No cost estimates given for personal accounts
WASHINGTON – The Bush administration declined Wednesday to offer an estimate for how much it would cost long term to create the personal-investment accounts that President Bush says must be the centerpiece of any Social Security overhaul.
Treasury Secretary John Snow repeatedly ducked pointed questions about costs Wednesday in testimony before the House Budget Committee. Asked by Rep. John Spratt of South Carolina, the ranking Democrat on the panel, if the cost to taxpayers for Bush’s plan might be $4.9 trillion over 20 years – a widely cited estimate from a reputable Washington research center – Snow said, “It sounds a little bit high to me.”
The treasury secretary said he couldn’t offer long-term cost estimates until he knew what changes were going to be made to traditional Social Security benefits, beyond the new private accounts that Bush seeks.

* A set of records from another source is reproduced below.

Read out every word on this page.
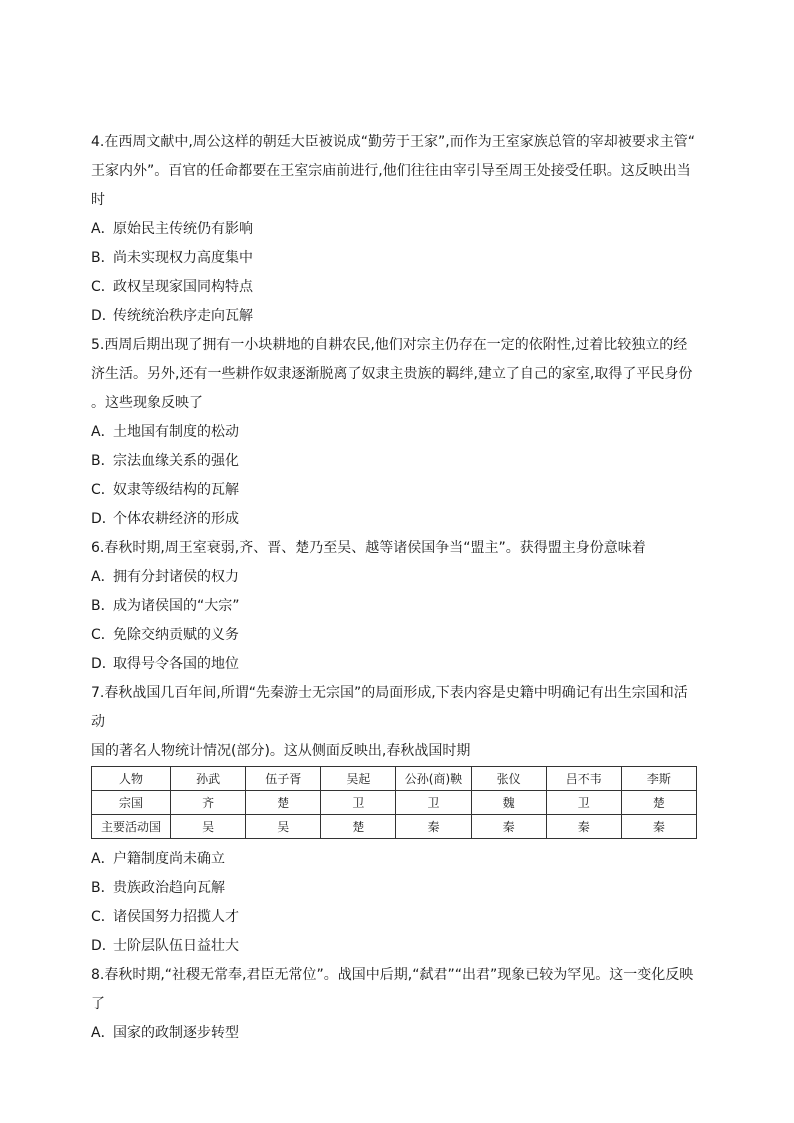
4.在西周文献中,周公这样的朝廷大臣被说成“勤劳于王家”,而作为王室家族总管的宰却被要求主管“

王家内外”。百官的任命都要在王室宗庙前进行,他们往往由宰引导至周王处接受任职。这反映出当

时

A．原始民主传统仍有影响

B．尚未实现权力高度集中

C．政权呈现家国同构特点

D．传统统治秩序走向瓦解

5.西周后期出现了拥有一小块耕地的自耕农民,他们对宗主仍存在一定的依附性,过着比较独立的经

济生活。另外,还有一些耕作奴隶逐渐脱离了奴隶主贵族的羁绊,建立了自己的家室,取得了平民身份

。这些现象反映了

A．土地国有制度的松动

B．宗法血缘关系的强化

C．奴隶等级结构的瓦解

D．个体农耕经济的形成

6.春秋时期,周王室衰弱,齐、晋、楚乃至吴、越等诸侯国争当“盟主”。获得盟主身份意味着

A．拥有分封诸侯的权力

B．成为诸侯国的“大宗”

C．免除交纳贡赋的义务

D．取得号令各国的地位

7.春秋战国几百年间,所谓“先秦游士无宗国”的局面形成,下表内容是史籍中明确记有出生宗国和活动

国的著名人物统计情况(部分)。这从侧面反映出,春秋战国时期

人物	孙武	伍子胥	吴起	公孙(商)鞅	张仪	吕不韦	李斯
宗国	齐	楚	卫	卫	魏	卫	楚
主要活动国	吴	吴	楚	秦	秦	秦	秦

A．户籍制度尚未确立

B．贵族政治趋向瓦解

C．诸侯国努力招揽人才

D．士阶层队伍日益壮大

8.春秋时期,“社稷无常奉,君臣无常位”。战国中后期,“弑君”“出君”现象已较为罕见。这一变化反映

了

A．国家的政制逐步转型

White House aides have acknowledged that the new accounts would do nothing to fix Social Security’s long-term funding gap between wage-tax revenues and the escalating costs of retirement benefits. Bush’s position is that he’s open to negotiating fixes for that gap with Congress – except for raising taxes. That leaves future cuts in benefits as the only option. But he’s offered no concrete proposals to fix the funding gap.
“Until we know details, it is very hard to quantify what the (estimated) costs would be,” Snow said, visibly flustering some lawmakers.
“If you haven’t seen the details as secretary of the Treasury,” Spratt asked, “how can you pass judgment” on the benefits of Bush’s individual accounts?
Douglas Holtz-Eakin, the director of the Congressional Budget Office – the legislature’s own nonpartisan agency for calculating such costs – said the CBO needed more detail on Bush’s plan before it could calculate the proposal’s costs or impact on the economy.
“Not knowing that, it is impossible to say with precision,” Holtz-Eakin said.
Bush has made the creation of private investment accounts outside of Social Security, but which are funded by diverting wage-tax revenues away from Social Security, the centerpiece of his second-term domestic agenda.
He proposes to let Americans under 55 divert up to 4 percent of their salaries – capped initially at $1,000 a year, but rising annually – into the new accounts. That would take away two-thirds of the 6.2 percent payroll tax they now pay into Social Security to cover the costs of retirement benefits for today’s beneficiaries.
To keep paying retirement benefits, the government would have to borrow money to replace the revenues that are diverted to the new accounts. How much would that cost? Experts say that’s a crucial question that will have an impact on the national debt and future federal benefits for decades.
The Bush administration initially said the borrowing costs would total around $750 billion through 2015, but the new accounts wouldn’t begin until 2009 and would phase in over three years.
Once the accounts are fully operational, the 10-year borrowing costs they’d impose on the Treasury would total $1.4 trillion, according to the liberal Center for Budget and Policy Priorities, which is staffed by former senior U.S. budget officials. Over 20 years, borrowing would grow to about $4.9 trillion, according to the center.
“It’s completely impossible to be less than $4 trillion,” said Jason Furman, a Harvard professor and budget expert at the center. Furman arrived at that figure by projecting forward the 2015 cost estimate for individual accounts offered by the Social Security Administration.
House Budget Committee Republicans countered that over the long term, individual accounts would foster individual savings and reduce Social Security commitments.
“We’re improving the balance sheet of the United States,” said Rep. Rob Portman, R-Ohio.